Освальд стоял под одной из несуществующих яблонь воображаемого сада. Он ждал, когда девушка подойдет, поднимет глаза. Она шла медленно, а сон заканчивался, он просыпался, зная, что она никогда не увидит его в саду Праги в снегу, где он любил ее без памяти. Он проснулся, сердце его колотилось, в первую минуту яви он продолжал любить ее по инерции.
Не только потому, что безумие матери стало одним из первых потрясений его жизни, не потому даже, что реальностью казалось Освальду только детство в Петербурге и на Карельском перешейке, а последующая жизнь, эмиграция, войны, женитьба, смерть братьев, отца, дядюшек (один из дядюшек, им семья гордилась, построил известнейший в столице собор на Екатерининском канале), — все представлялось ему сном, он стал психиатром, а потом и психоаналитиком. Он любил и Фрейда, и Юнга за их очарованность снами, за то, какое значение придавали они сновидениям. Он любил Павлова, кроме всего прочего, за идею лечения сном.

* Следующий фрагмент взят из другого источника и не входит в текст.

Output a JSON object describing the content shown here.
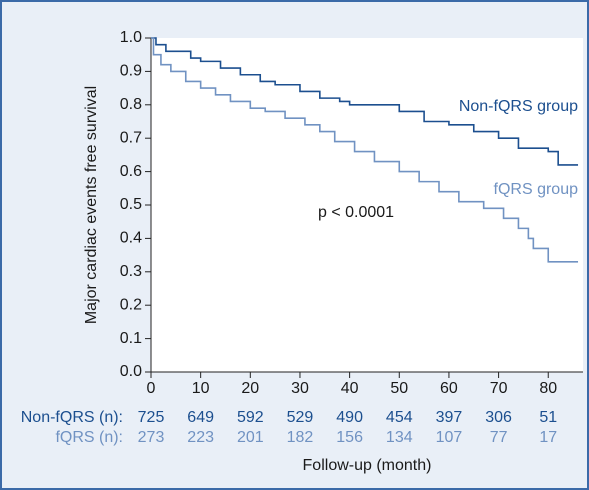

И профессией, и своим писательством Освальд обязан был образу зимней столицы алхимиков; если бы существовал паспорт личности, а не просто паспорт гражданина той или иной страны, в графе «место рождения» у него значилось бы «Прага в снегу», а в графе «возраст» — «10 лет».
Незадолго до смерти он побывал на перешейке, приехав в Советский Союз в числе маленькой делегации членов Общества памяти Эдит Седергран. Они ехали из Ленинграда в Райволу, где жила некогда Эдит, по верхней дороге, он попросил затормозить за станцией, теперь именуемой Комаровой, каким-то чудом безмолвно пассажиры и водитель согласились его ждать, и советский человек из КГБ не возражал. Он прошел до входа на Виллу Рено, до сохранившегося фрагмента ограды, до ворот; залив был еле виден, деревья стали слишком высокими, зато беседка на углу цела, снег бел, холод валидола на губах, вон там стояли Либелюль и Мими, звенели полозья санок, звенел воздух, он слышал выкрики: «Раутенделейн! Раутенделейн!» — и, уже уходя, разминувшись на полчаса на перекрестке с Татьяниной дочерью, услышал слабый дальний голос ручья, перелив, несколько нот, несколько слогов: ручей существовал, детство Освальда было блистательной явью, все еще пребывало у каскада за воротами, ручей попрощался с ним, он мог вернуться в свой хельсинкский дом и умереть там с блуждающей улыбкой. Что он и сделал.
Глава 7
ДЯДЯ НЕВЕСТЫ
Как памятно мне то время, когда я сам бродил по станционной платформе, смотрел, как поезда один за другим уносят в ночь свой груз свободных людей, и жадно читал в расписании названия далеких городов.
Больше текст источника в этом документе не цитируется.